Academician Martha C. Nussbaum awarded 2021 Holberg Prize

8 Mar 2021

Professor Martha C. Nussbaum has been named the winner of the 2021 Holberg Prize, an award with a monetary value of approximately 620,000 euros. The Prize was awarded on Friday 5 March by the Holberg Prize Committee, whose members are appointed by the Norwegian Ministry of Education and Research and the University of Bergen.

Nussbaum is Professor of Law and Ethics at the University of Chicago and one of the world’s most celebrated philosophers. Nussbaum was awarded the honorary title of Foreign Academician of Science by the Academy of Finland in 2000 and has cooperated extensively with Finnish researchers over the decades.

Her academic career spans more than four and a half decades. Her research interests include ancient philosophy, political philosophy, the philosophy of literature, feminism, ethics and animal rights. Nussbaum has also contributed significantly to the fields of law, economics and education.

The Holberg Prize is one of the largest international awards awarded annually to a scholar who has made outstanding contributions to research in the humanities, social science, law or theology.

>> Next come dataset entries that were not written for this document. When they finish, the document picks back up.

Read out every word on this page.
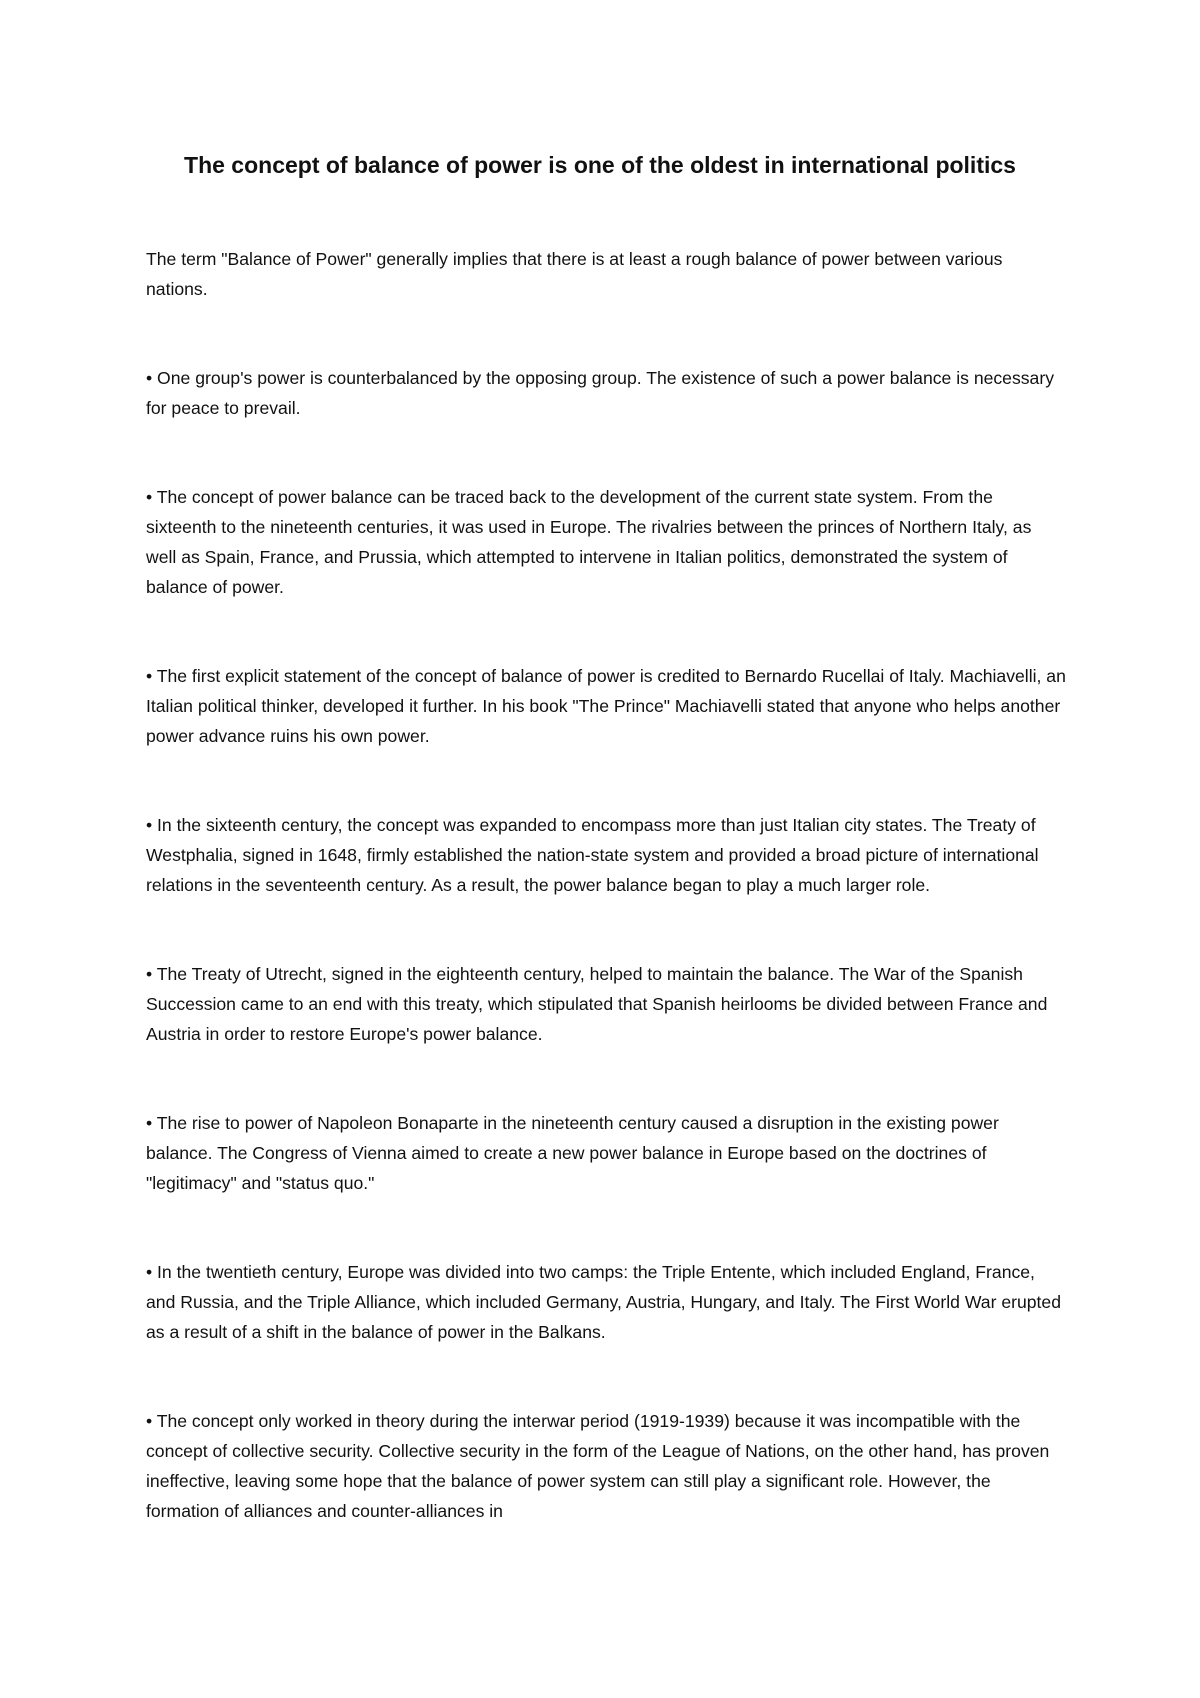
The concept of balance of power is one of the oldest in international politics

The term "Balance of Power" generally implies that there is at least a rough balance of power between various nations.

• One group's power is counterbalanced by the opposing group. The existence of such a power balance is necessary for peace to prevail.

• The concept of power balance can be traced back to the development of the current state system. From the sixteenth to the nineteenth centuries, it was used in Europe. The rivalries between the princes of Northern Italy, as well as Spain, France, and Prussia, which attempted to intervene in Italian politics, demonstrated the system of balance of power.

• The first explicit statement of the concept of balance of power is credited to Bernardo Rucellai of Italy. Machiavelli, an Italian political thinker, developed it further. In his book "The Prince" Machiavelli stated that anyone who helps another power advance ruins his own power.

• In the sixteenth century, the concept was expanded to encompass more than just Italian city states. The Treaty of Westphalia, signed in 1648, firmly established the nation-state system and provided a broad picture of international relations in the seventeenth century. As a result, the power balance began to play a much larger role.

• The Treaty of Utrecht, signed in the eighteenth century, helped to maintain the balance. The War of the Spanish Succession came to an end with this treaty, which stipulated that Spanish heirlooms be divided between France and Austria in order to restore Europe's power balance.

• The rise to power of Napoleon Bonaparte in the nineteenth century caused a disruption in the existing power balance. The Congress of Vienna aimed to create a new power balance in Europe based on the doctrines of "legitimacy" and "status quo."

• In the twentieth century, Europe was divided into two camps: the Triple Entente, which included England, France, and Russia, and the Triple Alliance, which included Germany, Austria, Hungary, and Italy. The First World War erupted as a result of a shift in the balance of power in the Balkans.

• The concept only worked in theory during the interwar period (1919-1939) because it was incompatible with the concept of collective security. Collective security in the form of the League of Nations, on the other hand, has proven ineffective, leaving some hope that the balance of power system can still play a significant role. However, the formation of alliances and counter-alliances in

Nils Klim Prize for outstanding young scholar awarded to Assistant Professor Daria Gritsenko

The recipient of the Nils Klim Prize was announced on the same day as the Holberg Prize. The 2021 Nils Klim Prize was awarded to Daria Gritsenko, Assistant Professor at the University of Helsinki. It is awarded annually to an outstanding young scholar under the age of 35 who has excelled in one of the research areas covered by the Holberg Prize.

Gritsenko is an assistant professor in Russian Big Data Methodology at the Faculty of Arts at the University of Helsinki. She is affiliated with the Aleksanteri Institute and the Helsinki Institute of Sustainability Science (HELSUS) and also has research experience from the University of Turku.

Gritsenko’s research combines research methods in data science with political science and societal research. Among other things, Gritsenko is a co-founder of Digital Russia Studies, a scholarly network exploring the development and advancement of qualitative and quantitative interfaces in Russian and Eurasian studies.